This time last year I took up an offer of some tench fishing on a southern gravel pit, and came away with a new PB, beating the one I had caught a few days earlier on another water. They say you should never go back, but another invite was forthcoming and off I went - to discover the tench fishing had slowed down, but some decent bream had been showing up.
The swim I had been told to head for was taken but the carp anglers were helpful when they knew I was after tench and I headed for another swim at the same end of the lake. Tench started showing almost immediately and I had soon located a nice hard patch not too far out. Apparently a maggot feeder approach had been sorting the tench out, so I started out with one rod on that, with three red maggots on the hook, and a method feeder with my trusty grains of plastic corn on the other rod. Half a dozen small spodsfull of hemp went out and I sat back. The tench continued to show but the bobbins remained inactive.

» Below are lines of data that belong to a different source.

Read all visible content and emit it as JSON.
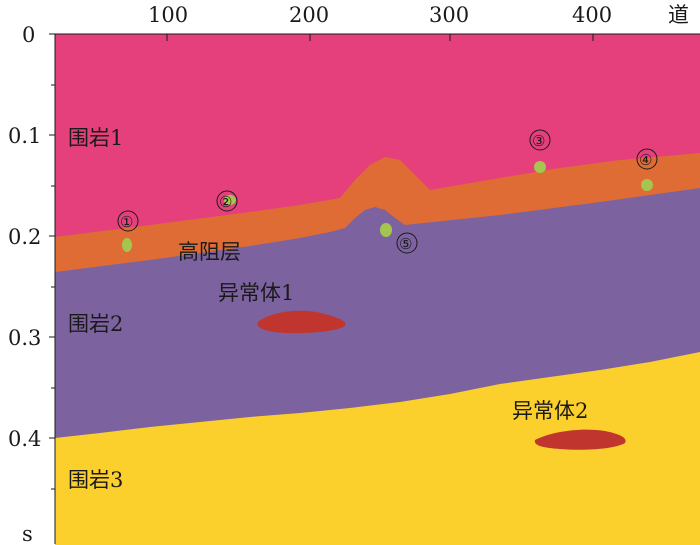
{
  "axes": {
    "x_ticks": [
      "100",
      "200",
      "300",
      "400"
    ],
    "x_unit": "道",
    "y_ticks": [
      "0",
      "0.1",
      "0.2",
      "0.3",
      "0.4"
    ],
    "y_unit": "s"
  },
  "layers": {
    "rock1": "围岩1",
    "high_res": "高阻层",
    "rock2": "围岩2",
    "rock3": "围岩3"
  },
  "anomalies": {
    "a1": "异常体1",
    "a2": "异常体2"
  },
  "markers": [
    "①",
    "②",
    "③",
    "④",
    "⑤"
  ],
  "colors": {
    "rock1": "#e5407c",
    "high_res": "#df6c34",
    "rock2": "#7d62a0",
    "rock3": "#fcd02c",
    "anomaly": "#c0362e",
    "marker": "#a4c64e"
  }
}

As darkness fell an eel of about a pound took the maggots, so that rod was switched to another method feeder, but with a single plastic pellet on the hair. At half past eleven the corn rod tried to spring into life, but as it was a bream that had picked up the 'corn' it wasn't exactly hyper. The dead weight on the end of the line told it's story, a couple of tail slaps as it neared the net and I had my first double in the net. In the past I had scoffed at people fishing for bream, but now I could see the attraction. When they get to that sort of size they look like another species.
The next time an alarm sounded it was a proper screamer, and at two in the morning it was a bit of a shock. Unfortunately the hook point made contact with the pellet and I failed to hook the fish.
At dawn the tench were rolling and tail slapping again, so the maggot feeder went back out, this time with two plastic casters on the hair. I do like these plastic baits. However it was the corn that was off again, and a hard scrapping seven pounder, the deepest bodied tench I have ever seen, was netted and returned. I didn't bother with a photo as the way the tench were rolling in the area I was sure more would be following soon. Well, if more than twelve hours later is soon, one did!
Having a chat and a cup of tea with my host when he called to see me after work the casters headed for the hills. This tench fought harder than the first one, and I was concerned about the hold the size 16 hook had. Rightly so as it fell out in the net. In the sling and weighed it was a new personal best by two ounces.
As you can see above, I let some old bloke hold it for the photograph...
Despite more tench activity on the surface the infuriating fish would not pick up my baits. So, in preparation for some more bream activity I again rigged up two method feeders and lay back for some sleep. I was awoken around two by a very dodgy take to the corn rod, and it was like Groundhog Day as the perfect twin, to the ounce, of the first night's bream was netted. This time I made a slightly better job of the photos, though.
The final morning dawned damp, and again tench were everywhere. Only one small one deigned to pick up one of my artificial offerings, and picking a lull in the rain I packed up and headed for the water I have been fishing since April.
Talking to the anglers already there things had gone from bad to worse and very little action was being had - although one bloke I was talking to as he set up stall had fish rolling all over the place in front of him. I chose to head for a swim that, although usually popular, hadn't been fished for some weeks. As soon as I had my baits out a good tench rolled over them. More visual signs of tench followed before dark and at dawn, more so than usual on this venue, but take my baits they would not. A move was called for and a chat with other anglers to see what had been occurring. Not a lot. The guy who had a swim full of tench had not had a sniff! What to do? Pick a swim with no tench activity?
I set up away from the rolling fish, but not too far away,and put out some bait again. Felt confident. Saw tench over the bait. And blanked. The following morning dawned foggy, and when it lifted and the chill went from the air I called it quits. Just goes to show that you have to be on feeding fish to catch them.